The insight and strategy director for Cox Automotive Philip Nothard said, ‘We expect current market conditions to continue throughout Q1 2022, and it’s entirely possible that we are seeing a revised benchmark’ for used vehicle prices.
Why is there a new benchmark for used car prices?
Unsurprisingly, the ‘new normal’ for used car prices is down to the effects of the pandemic, which is still ongoing. A series of lockdowns, the first of which started in March 2020, pushed a lot of UK dealerships online. While stay-at-home rules and social distancing meant a lot of businesses had to close shop, so websites and online processes have started to dominate our shopping habits more than they ever have.
According to Cox Automotive, the pandemic has ‘rapidly accelerated the online and digital marketplace compared with two years ago’, which could mean we see higher prices stick with us for the foreseeable future. This could be great news for those managing used car dealerships, especially considering the tough times dealerships had to experience during the three UK lockdowns.
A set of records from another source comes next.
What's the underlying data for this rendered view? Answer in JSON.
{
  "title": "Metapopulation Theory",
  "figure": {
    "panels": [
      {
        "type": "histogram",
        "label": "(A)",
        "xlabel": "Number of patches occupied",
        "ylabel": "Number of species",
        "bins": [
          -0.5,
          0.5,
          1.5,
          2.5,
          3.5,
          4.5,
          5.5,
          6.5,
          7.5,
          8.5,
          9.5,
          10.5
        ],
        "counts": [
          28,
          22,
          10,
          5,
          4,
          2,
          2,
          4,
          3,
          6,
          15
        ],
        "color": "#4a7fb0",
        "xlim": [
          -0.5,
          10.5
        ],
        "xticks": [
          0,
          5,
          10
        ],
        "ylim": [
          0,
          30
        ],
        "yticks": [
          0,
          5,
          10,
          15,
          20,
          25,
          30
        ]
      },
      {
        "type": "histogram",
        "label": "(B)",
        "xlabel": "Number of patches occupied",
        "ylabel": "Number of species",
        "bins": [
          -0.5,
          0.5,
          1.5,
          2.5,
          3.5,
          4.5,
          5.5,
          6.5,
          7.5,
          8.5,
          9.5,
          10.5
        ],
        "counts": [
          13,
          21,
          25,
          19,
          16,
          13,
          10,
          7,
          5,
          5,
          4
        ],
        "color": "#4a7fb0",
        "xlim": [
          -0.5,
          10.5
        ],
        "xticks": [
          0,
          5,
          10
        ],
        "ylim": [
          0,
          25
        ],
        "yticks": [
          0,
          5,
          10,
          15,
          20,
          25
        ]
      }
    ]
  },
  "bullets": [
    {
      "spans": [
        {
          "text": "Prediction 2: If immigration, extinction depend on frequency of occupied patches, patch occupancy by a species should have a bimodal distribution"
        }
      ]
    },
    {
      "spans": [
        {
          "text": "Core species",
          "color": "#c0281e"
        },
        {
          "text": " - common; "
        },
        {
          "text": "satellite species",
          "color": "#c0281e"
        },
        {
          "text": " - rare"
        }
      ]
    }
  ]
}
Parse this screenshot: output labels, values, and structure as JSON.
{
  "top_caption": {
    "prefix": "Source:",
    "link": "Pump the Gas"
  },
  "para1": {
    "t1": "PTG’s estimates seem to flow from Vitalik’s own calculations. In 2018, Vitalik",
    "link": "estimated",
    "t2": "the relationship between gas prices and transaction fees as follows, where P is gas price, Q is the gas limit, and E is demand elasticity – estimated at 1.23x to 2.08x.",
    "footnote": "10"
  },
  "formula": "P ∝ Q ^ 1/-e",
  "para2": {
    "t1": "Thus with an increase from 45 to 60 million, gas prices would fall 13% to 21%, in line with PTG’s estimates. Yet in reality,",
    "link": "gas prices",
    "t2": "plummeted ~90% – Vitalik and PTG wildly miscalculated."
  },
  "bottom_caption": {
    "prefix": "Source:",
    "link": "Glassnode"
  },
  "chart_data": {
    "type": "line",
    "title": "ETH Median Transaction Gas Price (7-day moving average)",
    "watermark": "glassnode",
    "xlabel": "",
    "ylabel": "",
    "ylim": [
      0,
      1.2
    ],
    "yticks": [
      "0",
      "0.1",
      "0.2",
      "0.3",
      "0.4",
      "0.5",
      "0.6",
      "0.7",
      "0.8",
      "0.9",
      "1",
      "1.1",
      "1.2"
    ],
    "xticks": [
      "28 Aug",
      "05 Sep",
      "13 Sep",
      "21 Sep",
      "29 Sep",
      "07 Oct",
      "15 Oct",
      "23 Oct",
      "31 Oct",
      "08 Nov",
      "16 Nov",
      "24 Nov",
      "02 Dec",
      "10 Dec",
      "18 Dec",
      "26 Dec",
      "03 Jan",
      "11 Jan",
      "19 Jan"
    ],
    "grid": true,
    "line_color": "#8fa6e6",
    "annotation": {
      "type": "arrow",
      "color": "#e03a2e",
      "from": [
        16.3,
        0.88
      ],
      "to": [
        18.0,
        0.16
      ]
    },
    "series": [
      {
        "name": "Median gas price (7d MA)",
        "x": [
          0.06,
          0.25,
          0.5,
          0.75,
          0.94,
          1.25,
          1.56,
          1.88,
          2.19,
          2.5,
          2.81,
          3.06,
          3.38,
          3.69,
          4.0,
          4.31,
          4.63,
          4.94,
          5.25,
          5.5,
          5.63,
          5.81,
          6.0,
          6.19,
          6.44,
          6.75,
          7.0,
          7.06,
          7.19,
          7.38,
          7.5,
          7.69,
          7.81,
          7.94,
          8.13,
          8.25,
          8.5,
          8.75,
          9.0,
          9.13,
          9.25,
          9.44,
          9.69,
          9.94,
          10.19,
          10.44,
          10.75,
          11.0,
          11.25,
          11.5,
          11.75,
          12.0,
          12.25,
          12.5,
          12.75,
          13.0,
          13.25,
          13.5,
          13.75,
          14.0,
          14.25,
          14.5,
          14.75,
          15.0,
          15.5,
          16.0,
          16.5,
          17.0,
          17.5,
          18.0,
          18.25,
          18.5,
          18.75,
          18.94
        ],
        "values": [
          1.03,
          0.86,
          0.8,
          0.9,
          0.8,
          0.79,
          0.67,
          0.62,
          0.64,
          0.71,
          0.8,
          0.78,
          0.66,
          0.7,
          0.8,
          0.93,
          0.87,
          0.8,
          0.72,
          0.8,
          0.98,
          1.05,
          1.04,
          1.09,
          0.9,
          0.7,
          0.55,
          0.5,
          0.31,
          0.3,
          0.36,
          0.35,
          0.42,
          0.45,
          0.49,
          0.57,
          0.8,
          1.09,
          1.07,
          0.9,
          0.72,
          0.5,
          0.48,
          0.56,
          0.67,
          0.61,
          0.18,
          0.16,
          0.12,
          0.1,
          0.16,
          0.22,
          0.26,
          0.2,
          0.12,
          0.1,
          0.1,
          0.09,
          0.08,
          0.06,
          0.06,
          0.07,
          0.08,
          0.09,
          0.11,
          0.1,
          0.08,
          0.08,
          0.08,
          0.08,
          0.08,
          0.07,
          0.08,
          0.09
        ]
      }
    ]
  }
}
Stock troubles set to continue
However, it’s not all good news. Although there was a great boom in used car prices this year which saw prices rise to 28.6% higher in November compared to last year, it’s becoming more difficult for used car dealers to replenish their stock. This is a knock-on effect of the semiconductor shortage, which we’ve talked about before. The chip shortage has meant the motor industry has ‘lost 1.4 million vehicles which will never reach the used car parc,’ leading more drivers to buy used or nearly-new cars.
This has been great for raising used car prices – something which is set to continue into 2022 – but the problem is there isn’t enough supply to meet demand. Likewise, most of the stock coming in is being dominated by used car giants with more buying power than smaller dealerships. On top of this, there’s no huge ‘tsunami of stock’ on the horizon to help manage supply issues, so smaller car dealers will need to keep a keen eye out for vehicles that do become available to help stock flowing.
Philip said, ‘It’s important to remember in the final month of the year that this is traditionally a slow period, as retail activity slows ahead of Christmas. Prices are expected to drop in line with usual market cycles, so current prices still reflect a high demand with a low supply market. With prices as they are, dealers are becoming increasingly cautious, but as the year draws to a close, they will require stock for the new year, so prices are unlikely to drop significantly.’